The Speaking to Write project is located in EDC’s Center for Family, School, and Community and funded by NIDRR in the U.S. Department of Education. The project was developed in collaboration with the Communication Enhancement Center at Children’s Hospital, Boston and features:
- Adaptations to leading speech recognition programs that will make them more accessible to secondary students with physical and/or learning disabilities
- Tools for educators and parents to help them understand and address the demands of speech recognition for secondary students
- Revised training protocols and materials that are tailored to the needs of students with disabilities
- Tools for educators and parents that help them integrate speech recognition technology into meaningful instructional activities across the curriculum
EDC’s Prize-Winning Website
There are students like Sara at almost any school. To promote understanding and use of recognition technology, EDC staffers have produced a prizewinning website that introduces visitors to speech recognition technology, offers group discussions, helps users deal with school-related issues, and links visitors to related websites and resources. The site has won two prestigious honors and received an “upgrade” on a previously announced honor:
- The site earned semifinalist status in the education category of the 4th annual GII Awards. The award recognizes achievement in 10 categories central to the way people live, work and play: Arts and Culture, Children, Commerce, Community, Education, Entertainment, Government, Health, Netpreneur, and News and Media. The GII awards were presented by Ziff-Davis at its Nextravaganza conference featuring Internet experts, visionaries, and celebrities. The GII Awards program is a private-sector initiative sponsored by leading corporations, organizations, publishers and government agencies. Vice President Al Gore has described the awards program as “…an innovation that is important to our future.”
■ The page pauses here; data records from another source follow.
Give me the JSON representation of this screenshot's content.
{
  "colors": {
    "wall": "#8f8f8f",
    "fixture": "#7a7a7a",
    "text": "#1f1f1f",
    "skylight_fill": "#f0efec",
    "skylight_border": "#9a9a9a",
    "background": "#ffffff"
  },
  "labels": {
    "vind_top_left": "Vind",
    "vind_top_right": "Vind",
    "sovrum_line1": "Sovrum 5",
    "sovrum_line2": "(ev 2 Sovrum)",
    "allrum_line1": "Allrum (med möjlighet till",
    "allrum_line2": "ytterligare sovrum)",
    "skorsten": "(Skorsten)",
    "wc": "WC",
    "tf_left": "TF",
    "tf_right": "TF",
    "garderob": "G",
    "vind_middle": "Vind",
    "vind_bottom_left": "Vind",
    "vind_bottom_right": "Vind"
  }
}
- Spk2wrt also received the Editor’s Choice Award of the Awesome Library, a collection of the top five percent of sites in the field of K-12 education. The Awesome Library is sponsored by Education and Development Institute in Oregon.
- The site received an “A” from Education World following improvements on the site (following a previously earned a “B”).
Jen Minotti, EDC’s technical and research specialist who developed the site and its graphics, says that the site receives as many as 28,000 visitors a month. “I was just amazed,” she said. “We’re one of the few Web sites where you can go to learn about speech recognition.” The site also features a mail-list discussion that is very popular, engaging more than 300 regular subscribers and about 120 who receive a weekly digest of the information. An average of a half dozen questions are posed every day, and Follansbee facilitates discussion. Follansbee and co-project director Patricia Corley hope the project will be funded to continue that aspect of the Web site, as well as offer an online course for students.